The results comfortably exceeded the expectations of analysts surveyed by FactSet, who had projected earnings of $2.33 per share. Total revenue on a fully taxable equivalent basis climbed 14% to $2.21 billion, surpassing the average analyst target of $2.12 billion. Management attributed the growth to a combination of improved organic business, elevated client activity, and favorable interest rate and market conditions.
Trust, investment, and other servicing fees, the company’s primary revenue driver, rose 11% year-over-year to $1.34 billion. Within this segment, asset servicing fees reached $740.5 million, up 10% from the prior year, while wealth management fees grew 11% to $600.9 million. These increases were supported by higher market valuations and net new business. As of March 31, total assets under custody or administration reached $18.554 trillion, a 10% increase from $16.9 trillion a year ago. Assets under management also grew 11% to $1.78 trillion.
Net interest income on a fully taxable equivalent basis rose 15% to $661.6 million, compared to $573.7 million in the first quarter of 2025. The company reported that average earning assets expanded 11% to $142.1 billion, driven by higher deposit levels. Although net interest income grew year-over-year, the company noted that net interest margins faced some sequential pressure due to rising funding costs.
Northern Trust maintained disciplined expense management during the period, with noninterest expenses rising 6% to $1.51 billion. This resulted in more than 700 basis points of positive operating leverage and a pre-tax margin of 32.0%. The return on average common equity improved to 17.4%, up from 13.0% in the prior-year quarter.
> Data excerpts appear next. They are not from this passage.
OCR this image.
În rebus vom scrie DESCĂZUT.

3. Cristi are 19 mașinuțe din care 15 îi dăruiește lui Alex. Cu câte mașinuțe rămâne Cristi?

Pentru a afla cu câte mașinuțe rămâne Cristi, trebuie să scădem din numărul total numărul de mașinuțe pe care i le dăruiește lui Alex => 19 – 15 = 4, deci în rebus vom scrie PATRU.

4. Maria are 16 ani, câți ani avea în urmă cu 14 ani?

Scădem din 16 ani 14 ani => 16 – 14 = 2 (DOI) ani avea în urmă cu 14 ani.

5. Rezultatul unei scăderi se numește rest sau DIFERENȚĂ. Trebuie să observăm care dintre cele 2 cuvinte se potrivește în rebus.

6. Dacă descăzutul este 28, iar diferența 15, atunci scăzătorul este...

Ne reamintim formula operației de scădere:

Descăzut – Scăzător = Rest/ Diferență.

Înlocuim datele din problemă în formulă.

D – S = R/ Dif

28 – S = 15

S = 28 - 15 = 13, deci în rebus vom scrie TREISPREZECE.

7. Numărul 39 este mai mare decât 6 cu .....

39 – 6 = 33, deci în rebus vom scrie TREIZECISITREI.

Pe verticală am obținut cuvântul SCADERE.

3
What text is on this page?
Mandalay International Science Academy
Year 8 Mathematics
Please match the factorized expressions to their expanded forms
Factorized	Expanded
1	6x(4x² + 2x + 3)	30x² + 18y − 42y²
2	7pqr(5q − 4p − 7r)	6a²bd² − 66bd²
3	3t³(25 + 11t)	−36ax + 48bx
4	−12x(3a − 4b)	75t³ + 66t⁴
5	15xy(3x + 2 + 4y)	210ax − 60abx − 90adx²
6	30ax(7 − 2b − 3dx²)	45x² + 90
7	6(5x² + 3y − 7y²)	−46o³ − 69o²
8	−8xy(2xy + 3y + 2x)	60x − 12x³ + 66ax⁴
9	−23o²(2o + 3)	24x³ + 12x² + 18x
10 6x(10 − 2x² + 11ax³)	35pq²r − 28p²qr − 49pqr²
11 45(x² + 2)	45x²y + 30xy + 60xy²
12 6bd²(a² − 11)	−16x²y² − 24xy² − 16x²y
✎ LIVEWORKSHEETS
In a statement, Chairman and Chief Executive Officer Michael O’Grady said the firm began 2026 with strong financial momentum, underscoring the effectiveness of its diversified business model. O’Grady noted that while global economic uncertainty persists, the firm remains focused on strengthening its global franchise and supporting its clients.
The company returned $509.7 million to common shareholders during the quarter through $150.8 million in dividends and $358.9 million in share repurchases. Northern Trust repurchased approximately 2.5 million shares at an average price of $144.25 and maintained its quarterly dividend at $0.80 per share.